3D classification was performed using a 3D maximum-likelihood approach with XMIPP ( 34 ). The initial model was generated by low-pass filtering (60 Å) of a cryo-EM map of the mature 30S subunit ( 26 ). Particles from the both samples were classified into five groups in 50 iterations, at an angular sampling of 10°. Refinements of the class structures were performed with SPIDER, following the standard reference projection matching procedures ( 31 ), with a gradual decrease of the angular step from 15° to 1°. Amplitude correction to the density maps was performed as previously described ( 26 , 35 ). The final resolutions of the refined density maps were estimated with a soft Gaussian mask approach ( 36 , 37 ) using 0.5 cutoff criterion of the Fourier Shell Correlation ( Supplementary Table S2 ).

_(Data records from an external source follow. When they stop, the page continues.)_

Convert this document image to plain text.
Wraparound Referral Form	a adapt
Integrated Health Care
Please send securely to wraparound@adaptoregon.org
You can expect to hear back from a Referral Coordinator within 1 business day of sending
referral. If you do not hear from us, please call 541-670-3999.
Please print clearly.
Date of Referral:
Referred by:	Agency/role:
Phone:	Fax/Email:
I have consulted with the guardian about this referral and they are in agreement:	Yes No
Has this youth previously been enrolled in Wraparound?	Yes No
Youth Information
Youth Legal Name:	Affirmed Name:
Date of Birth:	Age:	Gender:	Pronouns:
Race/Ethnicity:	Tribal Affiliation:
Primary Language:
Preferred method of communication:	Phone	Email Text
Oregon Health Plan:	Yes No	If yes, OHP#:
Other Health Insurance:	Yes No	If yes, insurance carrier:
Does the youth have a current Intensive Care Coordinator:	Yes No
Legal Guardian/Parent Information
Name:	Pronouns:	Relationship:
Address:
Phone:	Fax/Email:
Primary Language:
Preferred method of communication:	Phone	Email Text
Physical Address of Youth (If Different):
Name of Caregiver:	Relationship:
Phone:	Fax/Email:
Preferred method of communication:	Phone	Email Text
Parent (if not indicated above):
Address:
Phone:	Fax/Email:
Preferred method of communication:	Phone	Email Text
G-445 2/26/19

Atomic model and temperature map building
The head and body domains of a 30S subunit crystal structure [PDB ID: 3OFA, ( 38 )] were docked into the cryo-EM maps as rigid bodies first using Chimera ( 39 ), followed by a flexible fitting method based on molecular dynamics simulation ( 40 ) in vacuo for 1 000 000 steps with a 0.5-kcal mol −1 scaling factor using NAMD ( 41 ). To avoid overfitting, ribosomal protein S2 and S3 were removed from the initial model before flexible fitting due to their low occupancies. For class No. 5 of the immature 30S subunits ( Supplementary Table S2 ), all proteins in the head domain were removed and only the rRNA structure was refined. For better comparison, after fitting, S2 and S3 proteins were added back to the fitted structure using their contacting rRNA helices as reference. The 10 models were aligned using the 30S body domain as reference and 10 temperature maps were constructed in PyMOL ( 42 ) by calculating the deviation of the 16S rRNA in the fitted models from the mature 30S structure. The scripts used for root-mean-square deviation (RMSD) calculation and temperature map visualization were downloaded from http://pldserver1.biochem.queensu.ca/∼rlc/work/pymol/ . Chimera and PyMOL were used for graphic visualization.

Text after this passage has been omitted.